Cox and Comcast had the right to put their shares of Excite@Home to AT&T for $48 per share. In January, the two MSOs agreed to accept AT&T stock worth about $2.9 billion for the put rights, rather than cash.
At the time, AT&T agreed to issue about 134 million shares of its stock in exchange for about 60.4 million Excite@Home shares. But in April, AT&T said it would renegotiate that agreement, which could result in Cox and Comcast receiving more AT&T and Excite@Home shares.
With the latest agreement, both Comcast and Cox will retain their Excite@Home stakes and receive stock worth about $3.4 billion.
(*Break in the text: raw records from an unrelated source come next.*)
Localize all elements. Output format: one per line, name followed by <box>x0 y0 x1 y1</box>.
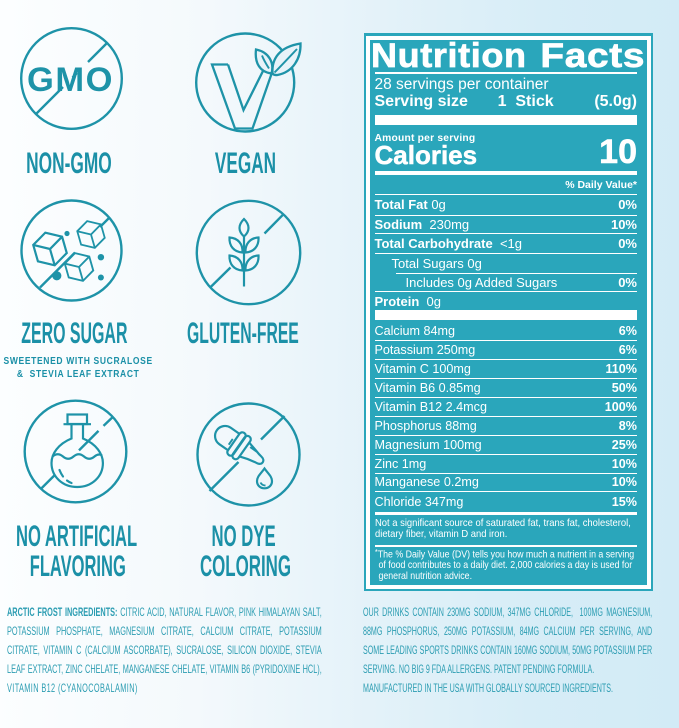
svg-text:GMO: GMO <box>27 61 114 99</box>
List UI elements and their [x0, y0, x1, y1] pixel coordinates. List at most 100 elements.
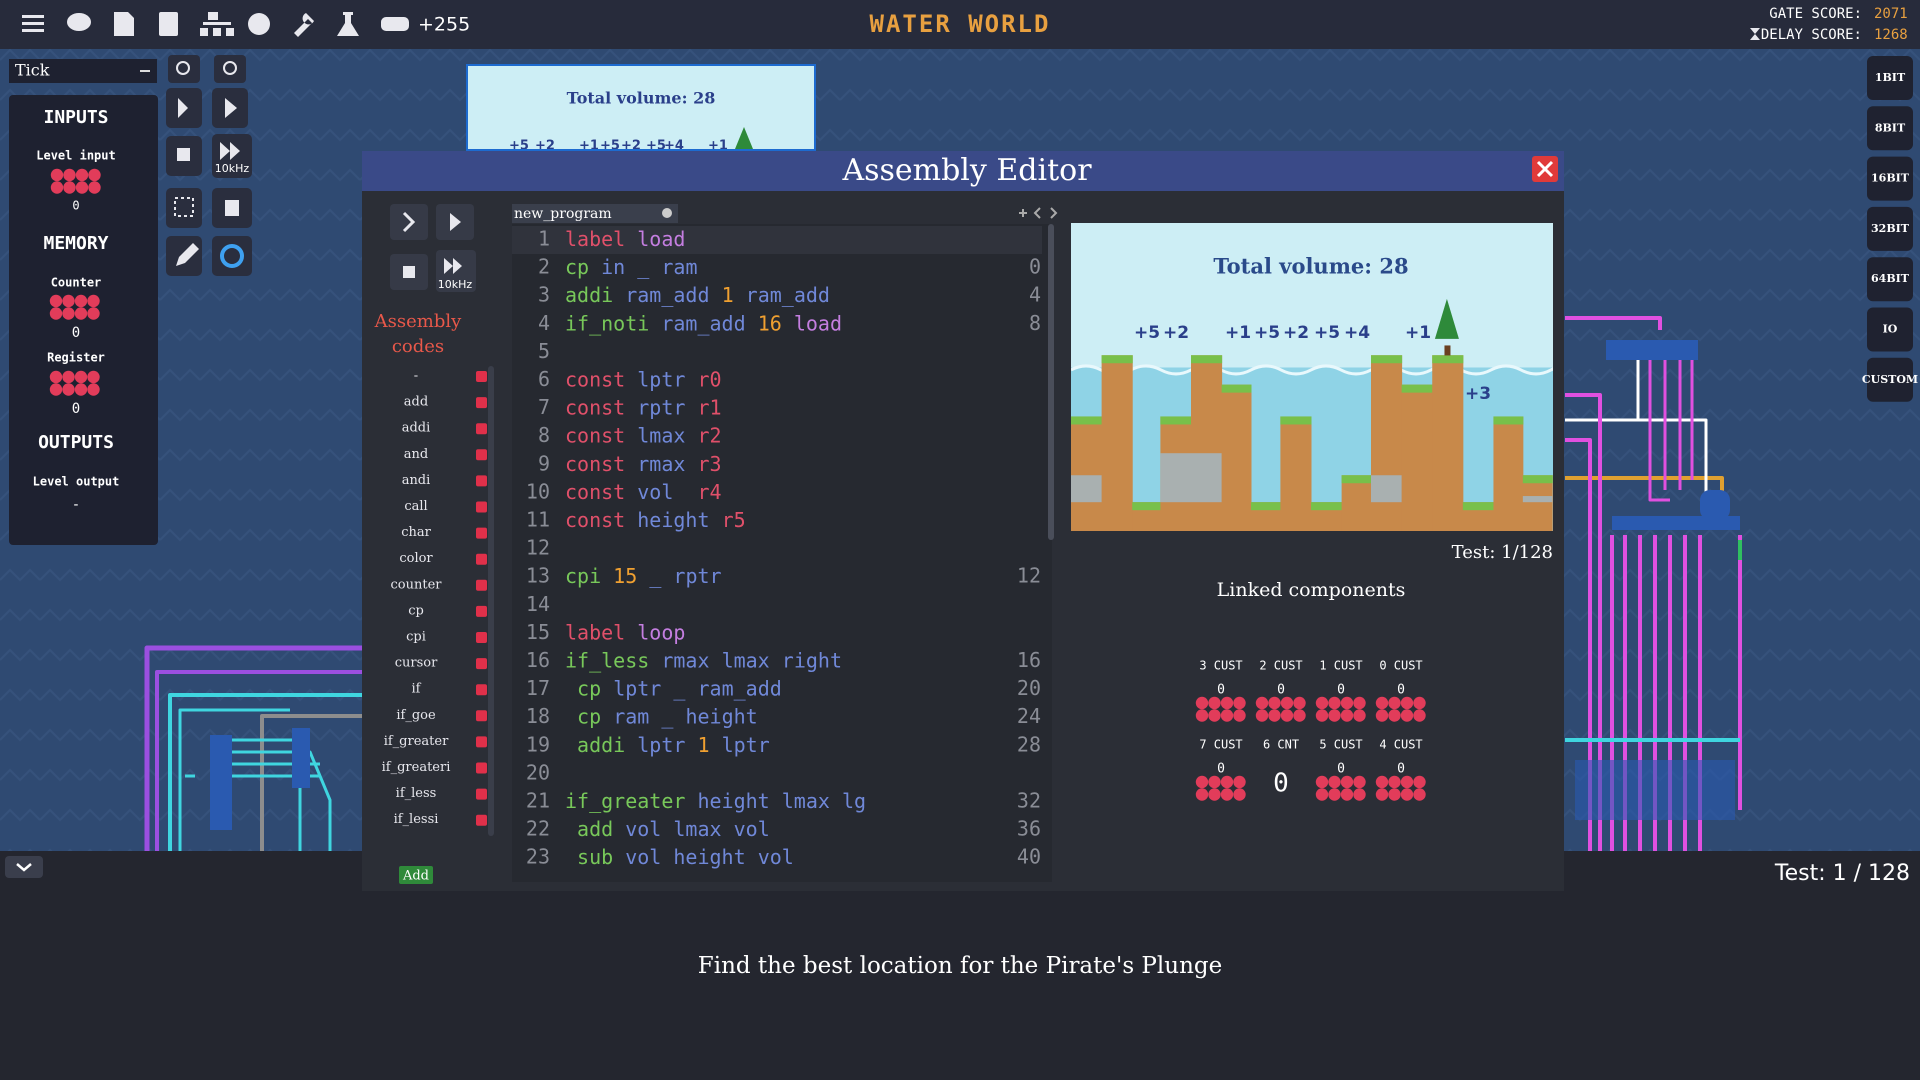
collapse-button[interactable] [5, 856, 43, 878]
code-entry[interactable]: color [399, 551, 433, 566]
component-button-label: 8BIT [1875, 121, 1906, 134]
lab-button[interactable] [337, 12, 359, 36]
hierarchy-button[interactable] [200, 12, 234, 36]
component-value: 0 [1217, 683, 1225, 698]
code-entry[interactable]: cpi [406, 630, 426, 645]
remove-code[interactable] [476, 475, 487, 487]
code-entry[interactable]: cursor [395, 656, 438, 671]
component-button[interactable] [1867, 156, 1913, 201]
line-address: 24 [1017, 704, 1041, 728]
remove-code[interactable] [476, 814, 487, 826]
line-number: 3 [538, 283, 550, 307]
remove-code[interactable] [476, 579, 487, 591]
remove-code[interactable] [476, 371, 487, 382]
clock-select[interactable] [9, 59, 157, 83]
score-icon [381, 17, 409, 31]
component-value: 0 [1217, 762, 1225, 777]
remove-code[interactable] [476, 736, 487, 748]
component-button[interactable] [1867, 106, 1913, 151]
background-preview-label: +1 [579, 139, 599, 154]
remove-code[interactable] [476, 658, 487, 670]
color-tool[interactable] [212, 236, 252, 276]
select-tool[interactable] [166, 188, 202, 228]
editor-tab[interactable] [512, 204, 678, 223]
codes-title: Assembly codes [374, 311, 462, 357]
code-entry[interactable]: andi [402, 473, 431, 488]
component-button[interactable] [1867, 257, 1913, 302]
remove-code[interactable] [476, 397, 487, 409]
file-button[interactable] [114, 12, 134, 36]
led [1268, 709, 1281, 722]
led [1268, 696, 1281, 710]
top-bar [0, 0, 1920, 49]
ground [1101, 355, 1133, 531]
preview-label: +1 [1405, 323, 1431, 343]
clock-speed: 10kHz [215, 162, 250, 175]
remove-code[interactable] [476, 423, 487, 435]
background-preview-label: +5 [600, 139, 620, 154]
component-button[interactable] [1867, 206, 1913, 251]
remove-code[interactable] [476, 553, 487, 565]
chat-button[interactable] [67, 13, 91, 31]
line-number: 20 [526, 760, 550, 784]
remove-code[interactable] [476, 449, 487, 461]
led [1195, 709, 1209, 722]
ground [1071, 416, 1103, 531]
level-preview [1071, 223, 1553, 531]
editor-step[interactable] [390, 204, 428, 240]
code-entry[interactable]: and [404, 447, 428, 462]
remove-code[interactable] [476, 632, 487, 643]
level-description: Find the best location for the Pirate's … [698, 953, 1222, 979]
level-input-value: 0 [72, 199, 79, 213]
settings-button[interactable] [248, 13, 270, 35]
code-entry[interactable]: if_less [396, 786, 437, 801]
code-line: addi ram_add 1 ram_add [565, 283, 830, 307]
led [1340, 788, 1354, 801]
code-entry[interactable]: - [414, 369, 418, 384]
code-entry[interactable]: if_goe [396, 708, 436, 723]
remove-code[interactable] [476, 527, 487, 539]
add-button[interactable] [399, 866, 433, 884]
code-entry[interactable]: add [404, 395, 428, 410]
component-button[interactable] [1867, 56, 1913, 100]
component-label: 5 CUST [1319, 738, 1362, 752]
line-address: 12 [1017, 564, 1041, 588]
code-entry[interactable]: counter [391, 577, 443, 592]
menu-button[interactable] [22, 15, 44, 32]
led [1315, 696, 1329, 710]
component-button[interactable] [1867, 357, 1913, 402]
top-icons [22, 12, 1760, 40]
code-entry[interactable]: if_greater [384, 734, 449, 749]
remove-code[interactable] [476, 710, 487, 722]
led [1293, 709, 1306, 722]
code-entry[interactable]: cp [408, 603, 424, 618]
grass [1432, 355, 1464, 364]
inputs-title: INPUTS [43, 107, 108, 128]
code-entry[interactable]: call [404, 499, 427, 514]
code-entry[interactable]: if_lessi [394, 812, 439, 827]
code-entry[interactable]: if_greateri [382, 760, 451, 775]
code-entry[interactable]: addi [402, 421, 431, 436]
component-button[interactable] [1867, 307, 1913, 352]
code-line: const vol r4 [565, 479, 722, 503]
tab-close[interactable] [662, 208, 672, 218]
book-button[interactable] [159, 12, 178, 36]
code-entry[interactable]: if [412, 682, 422, 697]
remove-code[interactable] [476, 501, 487, 513]
component-label: 2 CUST [1259, 659, 1302, 673]
select-collapse[interactable] [140, 70, 150, 72]
tools-button[interactable] [294, 13, 314, 37]
remove-code[interactable] [476, 788, 487, 800]
line-number: 18 [526, 704, 550, 728]
remove-code[interactable] [476, 605, 487, 617]
wave [1071, 364, 1553, 376]
preview-label: +1 [1225, 323, 1251, 343]
line-number: 23 [526, 845, 550, 869]
led [1400, 709, 1414, 722]
remove-code[interactable] [476, 684, 487, 696]
led [74, 383, 88, 396]
remove-code[interactable] [476, 762, 487, 774]
code-entry[interactable]: char [401, 525, 431, 540]
close-button[interactable] [1532, 156, 1558, 182]
line-number: 6 [538, 367, 550, 391]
AT&T said it finalized the Cox transaction May 18 and expects to complete the Comcast transaction in June.
"This offers AT&T financial benefits, specifically tax benefits," said AT&T spokeswoman Eileen Connolly.
AT&T, looking to increase its control of Excite@Home, engineered a deal in March 2000 with Cox and Comcast whereby the two MSOs would surrender their voting control of the high-speed data provider. In exchange, AT&T agreed to buy the MSOs' Excite@Home stock for $48 per share.
But what looked like a good deal then — when Excite@Home stock was trading at $37.69 per share — soon turned sour for AT&T, as Excite's stock price plummeted.
The March 2000 deal sent many analysts into a tizzy. They pointed out that AT&T's debt service was already heavy, and that tacking on another $3 billion in obligations to Cox and Comcast could only hurt AT&T's financial picture.
At the time, AT&T was carrying about $65 billion in debt. Since then, the company has pared about $17 billion of that burden, mainly through asset sales.
When AT&T later revised the deal to include only AT&T stock — not cash, as in the original agreement — most analysts saw it as a benefit to Cox and Comcast, because they would exchange a less liquid stock for a highly liquid and undervalued security in AT&T. AT&T's benefit would have stemmed from not having to shell out a substantial amount of cash.
But as the deadline for its planned breakup into four separate units drew near, AT&T approached both Cox and Comcast to revise the deal, sources said.
The AT&T stock Cox and Comcast receive will be subject to a typical registration rights agreement. While there are no formal lock-up periods or other restrictions on the sale of the AT&T stock, both MSOs agreed that when they do sell AT&T stock, they will proceed in an orderly fashion and not dump a large number of shares on the open market at once.
Industry observers believe taxes were the prime motivator for AT&T's move.
Had AT&T accepted Excite@Home stock, the entire transaction would have been tax-free to all parties involved. By not accepting Excite@Home shares, AT&T can take a $3.4-billion loss on the deal, which works out to a $1.2-billion tax benefit for the long-distance giant.
Although Cox and Comcast will have to pay taxes on the deal, the extra AT&T shares should make up for that.
UBS Warburg cable analyst Tom Eagan said the additional 21 million AT&T shares that Cox and Comcast will receive as part of the revised deal represents about $700 million in incremental value for the two MSOs.
"It was a way for AT&T, Cox and Comcast to benefit from some tax savings that AT&T was able to garner," he said.
As a result of the revised deal, Cox and Comcast will be counted among AT&T's 10 largest institutional shareholders.